[Dovecot] Unlock non existent locks
Hello Timo,
I'm running
a single instance of dovecot-2.1.15 on a single host running 8.3-RELEASE-p3 FreeBSD amd64 mailboxes (Maildir), control files and indexes are on NFS (v3,tcp)
mail_nfs_storage = yes
lock_method = fcntl
[didn't touch the following]
# Mail index files also exist in NFS. Setting this to yes requires
# mmap_disable=yes and fsync_disable=no.
mail_nfs_index = yes
served by an Isilon s200 node (OneFS 6.5.5.22) procmail delivers in the same location through postfix-2.8.7
The filer shows *a lot* of such messages :
2013-08-02T14:12:29+02:00 <0.5> XXXX-10(id10) /boot/kernel.amd64/kernel: [lkf_delegate.c:2752](pid 46390="kt: dwt3")(tid=101282) dev_local_lkf_unlock(): no lock entry present to unlock for resource: 1:19d5:fdbe ;client: 0xa51cc3f444107
Corresponding file may be a message, a maildir, an index, ...

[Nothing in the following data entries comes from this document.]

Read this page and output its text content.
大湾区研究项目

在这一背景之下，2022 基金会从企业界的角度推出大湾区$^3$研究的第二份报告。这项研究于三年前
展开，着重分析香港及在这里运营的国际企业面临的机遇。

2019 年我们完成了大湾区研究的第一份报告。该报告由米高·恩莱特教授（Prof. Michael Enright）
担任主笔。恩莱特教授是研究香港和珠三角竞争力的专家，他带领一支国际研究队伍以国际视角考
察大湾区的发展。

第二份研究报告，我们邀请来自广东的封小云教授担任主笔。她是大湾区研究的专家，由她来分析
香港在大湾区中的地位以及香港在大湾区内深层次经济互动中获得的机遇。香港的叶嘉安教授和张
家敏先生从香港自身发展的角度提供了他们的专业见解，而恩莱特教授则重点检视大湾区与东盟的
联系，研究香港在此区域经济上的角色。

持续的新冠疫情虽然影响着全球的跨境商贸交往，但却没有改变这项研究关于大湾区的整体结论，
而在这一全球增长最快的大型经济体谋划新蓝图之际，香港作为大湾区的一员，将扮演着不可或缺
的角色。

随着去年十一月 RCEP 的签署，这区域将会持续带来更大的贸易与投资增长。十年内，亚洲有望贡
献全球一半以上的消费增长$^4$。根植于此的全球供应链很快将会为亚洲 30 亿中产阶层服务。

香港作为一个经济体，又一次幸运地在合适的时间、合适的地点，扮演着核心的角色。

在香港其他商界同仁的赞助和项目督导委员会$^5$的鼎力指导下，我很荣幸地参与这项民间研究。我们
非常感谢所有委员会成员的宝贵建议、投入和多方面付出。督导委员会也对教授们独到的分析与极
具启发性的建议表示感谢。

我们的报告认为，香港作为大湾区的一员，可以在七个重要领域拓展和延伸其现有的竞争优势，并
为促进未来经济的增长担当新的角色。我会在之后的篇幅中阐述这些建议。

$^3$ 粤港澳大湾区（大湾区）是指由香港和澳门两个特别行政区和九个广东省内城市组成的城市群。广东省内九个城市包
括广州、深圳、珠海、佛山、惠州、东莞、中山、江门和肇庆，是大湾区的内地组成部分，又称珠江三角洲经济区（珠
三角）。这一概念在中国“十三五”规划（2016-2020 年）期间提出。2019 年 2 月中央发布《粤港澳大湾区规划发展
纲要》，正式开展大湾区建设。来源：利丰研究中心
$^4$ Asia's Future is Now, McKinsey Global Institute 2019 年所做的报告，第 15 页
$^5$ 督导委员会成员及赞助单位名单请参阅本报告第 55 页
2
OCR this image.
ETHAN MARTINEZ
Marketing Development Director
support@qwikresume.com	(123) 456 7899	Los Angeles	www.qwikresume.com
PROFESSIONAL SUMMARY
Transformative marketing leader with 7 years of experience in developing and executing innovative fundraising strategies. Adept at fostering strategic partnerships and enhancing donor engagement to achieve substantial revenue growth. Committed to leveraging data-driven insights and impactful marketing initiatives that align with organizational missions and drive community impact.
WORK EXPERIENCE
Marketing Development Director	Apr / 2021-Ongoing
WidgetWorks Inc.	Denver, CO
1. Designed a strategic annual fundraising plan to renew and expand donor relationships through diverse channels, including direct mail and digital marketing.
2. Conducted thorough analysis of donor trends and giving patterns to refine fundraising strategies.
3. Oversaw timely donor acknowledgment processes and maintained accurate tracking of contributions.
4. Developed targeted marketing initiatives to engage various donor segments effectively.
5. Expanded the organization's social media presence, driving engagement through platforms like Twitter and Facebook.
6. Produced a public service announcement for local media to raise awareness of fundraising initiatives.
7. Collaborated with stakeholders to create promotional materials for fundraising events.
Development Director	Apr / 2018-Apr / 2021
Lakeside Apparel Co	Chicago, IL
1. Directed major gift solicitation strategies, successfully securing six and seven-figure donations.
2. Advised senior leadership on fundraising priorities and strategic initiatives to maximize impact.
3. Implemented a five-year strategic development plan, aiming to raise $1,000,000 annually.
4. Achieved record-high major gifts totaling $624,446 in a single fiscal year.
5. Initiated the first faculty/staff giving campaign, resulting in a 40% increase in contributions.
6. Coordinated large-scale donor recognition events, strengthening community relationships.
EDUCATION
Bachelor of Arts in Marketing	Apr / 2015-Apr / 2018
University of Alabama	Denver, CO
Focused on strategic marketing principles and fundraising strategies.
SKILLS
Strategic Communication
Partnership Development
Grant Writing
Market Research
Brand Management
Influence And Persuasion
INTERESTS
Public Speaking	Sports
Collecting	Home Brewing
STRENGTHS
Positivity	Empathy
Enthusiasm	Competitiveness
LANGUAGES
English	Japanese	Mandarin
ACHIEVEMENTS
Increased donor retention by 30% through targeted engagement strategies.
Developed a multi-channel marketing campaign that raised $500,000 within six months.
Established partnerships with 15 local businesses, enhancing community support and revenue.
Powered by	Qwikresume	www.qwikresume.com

I can experience the same message with a simple fcntl C program which tries to unlock an NFS file without prior locking of it.
However, the problem occurs only on a FreeBSD client (I tried the old nfs client and the new (mount_newnfs), not on a 2.6.32-358.11.1.el6.x86_64 CentOS release 6.4 (Final) Linux release.
So my guess is that dovecot has some safety mechanism which tries to unlock locked files, maybe after some timeout and that, in the case of a an already unlocked file, the FreeBSD client sends the unlock RPC request to the server anyway whereas the linux client does not, noticing there isn't anything to unlock.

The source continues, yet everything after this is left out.